Wheat is Canada's most important crop. Flour from Canadian
wheat is prized by French bakers as the best for baguettes.
Italian gourmets demand it to knead, roll, and cut into strips
of spaghetti, lasagna, and linguini. The main ingredient of
the pasta purchased from food stores in North Battleford may
well have made a return trip to Italy.
More than half of Canada's wheat grows in the grain belt of
Saskatchewan which includes both the north and south branches
of the Saskatchewan River.

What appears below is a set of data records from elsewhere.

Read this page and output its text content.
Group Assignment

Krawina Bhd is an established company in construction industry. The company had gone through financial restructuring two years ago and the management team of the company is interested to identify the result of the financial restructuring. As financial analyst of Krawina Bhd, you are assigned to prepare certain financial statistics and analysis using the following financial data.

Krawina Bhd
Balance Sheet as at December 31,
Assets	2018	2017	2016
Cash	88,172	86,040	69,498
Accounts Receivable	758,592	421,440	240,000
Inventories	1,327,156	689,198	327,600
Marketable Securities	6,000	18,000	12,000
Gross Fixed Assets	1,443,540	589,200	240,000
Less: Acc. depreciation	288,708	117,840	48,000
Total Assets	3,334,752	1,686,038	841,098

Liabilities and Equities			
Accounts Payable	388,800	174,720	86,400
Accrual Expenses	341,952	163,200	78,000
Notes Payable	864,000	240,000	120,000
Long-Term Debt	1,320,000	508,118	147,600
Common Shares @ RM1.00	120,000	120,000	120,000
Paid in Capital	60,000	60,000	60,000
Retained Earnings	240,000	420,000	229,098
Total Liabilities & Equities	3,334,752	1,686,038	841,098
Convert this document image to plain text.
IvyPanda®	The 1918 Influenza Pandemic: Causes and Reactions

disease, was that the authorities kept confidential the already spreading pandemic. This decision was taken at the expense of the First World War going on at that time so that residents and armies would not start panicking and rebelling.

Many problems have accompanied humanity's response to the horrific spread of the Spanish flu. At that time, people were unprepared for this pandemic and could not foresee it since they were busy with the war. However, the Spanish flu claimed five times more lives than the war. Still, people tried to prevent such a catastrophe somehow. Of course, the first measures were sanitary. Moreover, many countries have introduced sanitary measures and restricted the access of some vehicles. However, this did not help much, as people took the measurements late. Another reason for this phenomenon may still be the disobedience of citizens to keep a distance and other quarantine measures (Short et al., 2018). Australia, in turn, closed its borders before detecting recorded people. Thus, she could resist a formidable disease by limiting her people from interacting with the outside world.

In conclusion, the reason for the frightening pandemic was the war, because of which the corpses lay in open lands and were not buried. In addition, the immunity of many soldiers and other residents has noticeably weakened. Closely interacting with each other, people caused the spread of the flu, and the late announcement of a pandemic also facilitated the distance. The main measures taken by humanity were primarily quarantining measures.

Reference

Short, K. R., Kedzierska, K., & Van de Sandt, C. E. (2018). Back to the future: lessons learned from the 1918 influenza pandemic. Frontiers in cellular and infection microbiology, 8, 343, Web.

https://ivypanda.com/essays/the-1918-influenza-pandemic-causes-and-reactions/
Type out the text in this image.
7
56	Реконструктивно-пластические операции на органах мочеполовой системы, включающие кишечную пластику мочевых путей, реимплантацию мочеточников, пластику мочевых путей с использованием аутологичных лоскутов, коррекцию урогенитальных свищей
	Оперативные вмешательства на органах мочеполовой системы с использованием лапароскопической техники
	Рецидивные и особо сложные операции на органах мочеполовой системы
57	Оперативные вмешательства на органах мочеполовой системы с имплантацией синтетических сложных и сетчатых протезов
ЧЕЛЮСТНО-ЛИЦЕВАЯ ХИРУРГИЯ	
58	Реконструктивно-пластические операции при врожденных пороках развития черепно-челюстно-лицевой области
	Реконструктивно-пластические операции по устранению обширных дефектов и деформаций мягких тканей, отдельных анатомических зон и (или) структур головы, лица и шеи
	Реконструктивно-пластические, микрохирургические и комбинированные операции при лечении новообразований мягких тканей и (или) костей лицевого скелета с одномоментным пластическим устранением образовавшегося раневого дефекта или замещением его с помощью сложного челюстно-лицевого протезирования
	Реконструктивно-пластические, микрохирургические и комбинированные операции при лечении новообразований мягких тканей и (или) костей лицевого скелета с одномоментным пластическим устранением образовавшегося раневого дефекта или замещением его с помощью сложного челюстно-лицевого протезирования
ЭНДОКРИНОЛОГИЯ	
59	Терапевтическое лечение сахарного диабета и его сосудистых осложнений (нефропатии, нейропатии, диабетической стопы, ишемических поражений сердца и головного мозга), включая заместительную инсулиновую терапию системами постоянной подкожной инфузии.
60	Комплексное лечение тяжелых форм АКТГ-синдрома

The region often is called, "breadbasket
to the world."
The success of wheat farming in the pioneering years was only
intermittent and unreliable in the golden Prairies. Many European
species of wheat were tried but none fared very well in the
too-short Canadian growing season that usually ended abruptly,
with a killing, autumn frost.
New strains of wheat suited to the prairie soils and unpredictable
climate had to be bred before the industry could prosper on
the Prairies.
Uneven rainfall from year to year is another challenge to
prairie agriculture. After the devastating droughts of the
1930s, farmers were urged to excavate pools, called dugouts,
to collect the spring runoff. The water is used later in the
season to irrigate crops.
Since the 1940s, government research stations have been developing
and testing new strains of wheat. Strong stems, the ability
to withstand drought, disease, and insects such as the wheat-stem
saw-fly, and a high yield of grain are the desired qualities.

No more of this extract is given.